Child care managers are struggling to add and retain staff. “I have teachers on food stamps, struggling just to have gas money, making $10 an hour or $12 an hour. And these are people who are highly educated, just like our public school counterparts,” said Cassandra Brooks, the owner and operator of North Carolina’s Little Believer’s Academy, a child care provider. “I have people on my staff with a master’s in education, I have people with a doctorate in education. They should be honored—they should earn a worthy wage.”

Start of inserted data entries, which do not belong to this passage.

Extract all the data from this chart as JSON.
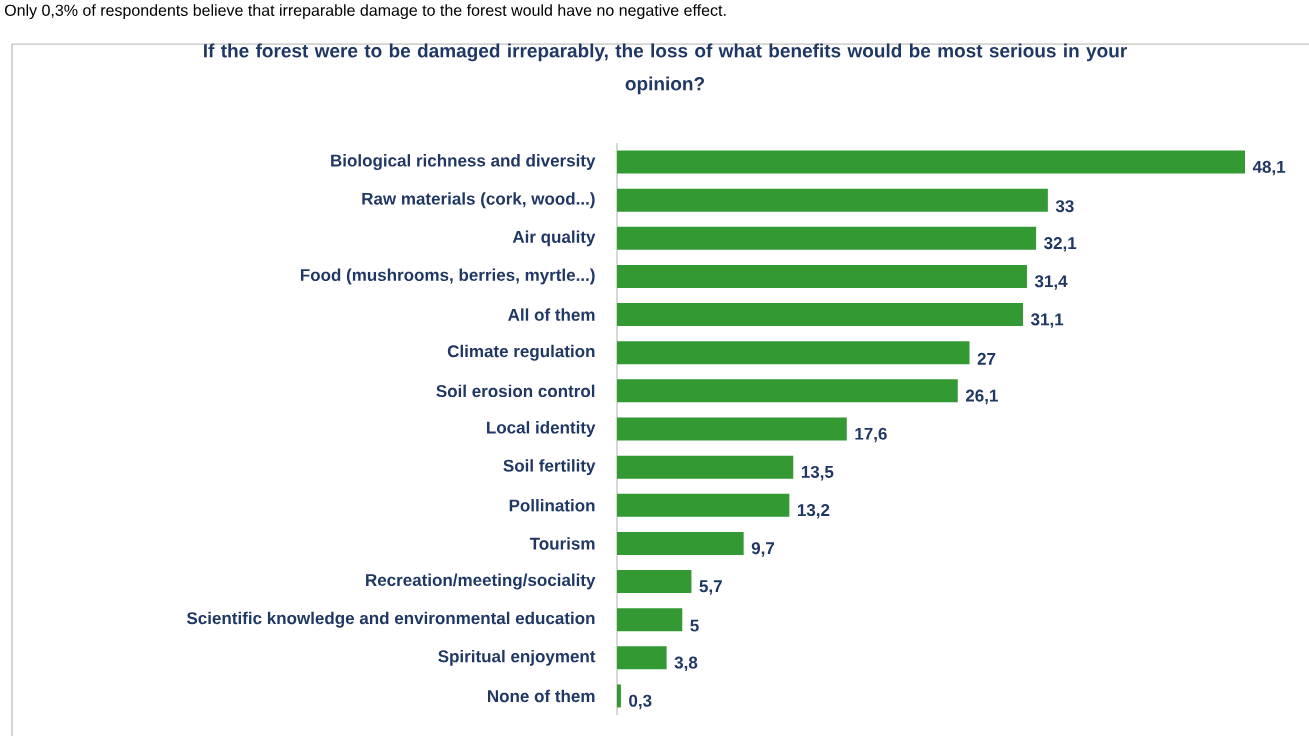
{
  "chart_data": {
    "type": "bar",
    "orientation": "horizontal",
    "title": "If the forest were to be damaged irreparably, the loss of what benefits would be most serious in your opinion?",
    "annotations": [
      "Only 0,3% of respondents believe that irreparable damage to the forest would have no negative effect."
    ],
    "categories": [
      "Biological richness and diversity",
      "Raw materials (cork, wood...)",
      "Air quality",
      "Food (mushrooms, berries, myrtle...)",
      "All of them",
      "Climate regulation",
      "Soil erosion control",
      "Local identity",
      "Soil fertility",
      "Pollination",
      "Tourism",
      "Recreation/meeting/sociality",
      "Scientific knowledge and environmental education",
      "Spiritual enjoyment",
      "None of them"
    ],
    "values": [
      48.1,
      33,
      32.1,
      31.4,
      31.1,
      27,
      26.1,
      17.6,
      13.5,
      13.2,
      9.7,
      5.7,
      5,
      3.8,
      0.3
    ],
    "value_labels": [
      "48,1",
      "33",
      "32,1",
      "31,4",
      "31,1",
      "27",
      "26,1",
      "17,6",
      "13,5",
      "13,2",
      "9,7",
      "5,7",
      "5",
      "3,8",
      "0,3"
    ],
    "color": "#339933"
  }
}
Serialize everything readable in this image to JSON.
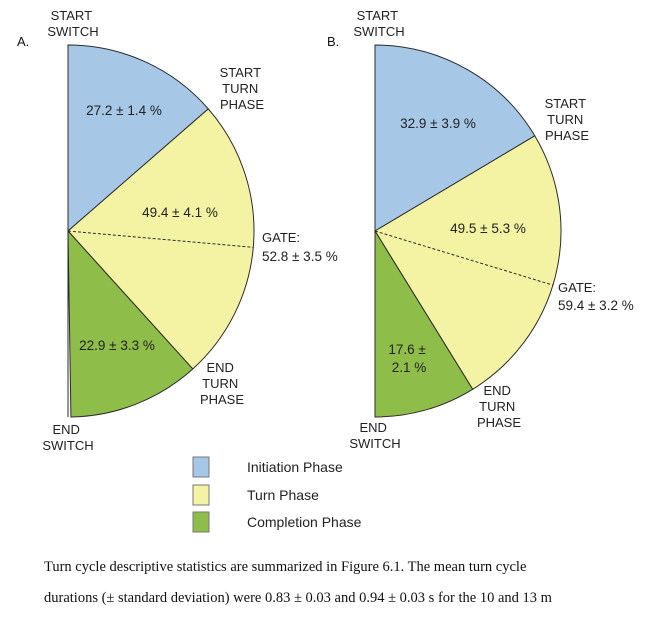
{
  "chart_data": [
    {
      "type": "pie",
      "panel": "A.",
      "slices": [
        {
          "phase": "Initiation Phase",
          "value": 27.2,
          "label": "27.2 ± 1.4 %"
        },
        {
          "phase": "Turn Phase",
          "value": 49.4,
          "label": "49.4 ± 4.1 %"
        },
        {
          "phase": "Completion Phase",
          "value": 22.9,
          "label": "22.9 ± 3.3 %"
        }
      ],
      "gate": {
        "value": 52.8,
        "label_lines": [
          "GATE:",
          "52.8 ± 3.5 %"
        ]
      },
      "markers": {
        "start_switch": [
          "START",
          "SWITCH"
        ],
        "start_turn_phase": [
          "START",
          "TURN",
          "PHASE"
        ],
        "end_turn_phase": [
          "END",
          "TURN",
          "PHASE"
        ],
        "end_switch": [
          "END",
          "SWITCH"
        ]
      }
    },
    {
      "type": "pie",
      "panel": "B.",
      "slices": [
        {
          "phase": "Initiation Phase",
          "value": 32.9,
          "label": "32.9 ± 3.9 %"
        },
        {
          "phase": "Turn Phase",
          "value": 49.5,
          "label": "49.5 ± 5.3 %"
        },
        {
          "phase": "Completion Phase",
          "value": 17.6,
          "label_lines": [
            "17.6 ±",
            "2.1 %"
          ]
        }
      ],
      "gate": {
        "value": 59.4,
        "label_lines": [
          "GATE:",
          "59.4 ± 3.2 %"
        ]
      },
      "markers": {
        "start_switch": [
          "START",
          "SWITCH"
        ],
        "start_turn_phase": [
          "START",
          "TURN",
          "PHASE"
        ],
        "end_turn_phase": [
          "END",
          "TURN",
          "PHASE"
        ],
        "end_switch": [
          "END",
          "SWITCH"
        ]
      }
    }
  ],
  "legend": [
    {
      "label": "Initiation Phase",
      "color": "#a7c7e7"
    },
    {
      "label": "Turn Phase",
      "color": "#f4f3a4"
    },
    {
      "label": "Completion Phase",
      "color": "#8fbd4a"
    }
  ],
  "caption": {
    "line1": "Turn cycle descriptive statistics are summarized in Figure 6.1. The mean turn cycle",
    "line2": "durations (± standard deviation) were 0.83 ± 0.03 and 0.94 ± 0.03 s for the 10 and 13 m"
  }
}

North Carolina has historically been a national leader on early childhood issues. For more than 30 years, the state has pioneered significant advances in early childhood education policy for infants and toddlers and preschoolers. However, as ReadyNation’s report says, North Carolina’s state programs to provide education, professional development, and compensation for child care workers have been underfunded in recent years.
The report specifically cites budget shortfalls in the Teacher Education and Compensation Helps (T.E.A.C.H.) Early Childhood Scholarship Program, which provides scholarships to two- and four-year degree programs in early childhood education; and the Child Care WAGE$ Project, which rewards increases in education with additional salary. North Carolina’s state budget begins to be voted on this week, with increases for Smart Start and child care assistance programs but no boost for child care worker compensation.
“North Carolina must continue to invest in these and additional strategies to ensure that all early educators receive the professional compensation and support they need to provide high-quality early learning experiences for all children and parents who want and need it,” Lumpkin said today.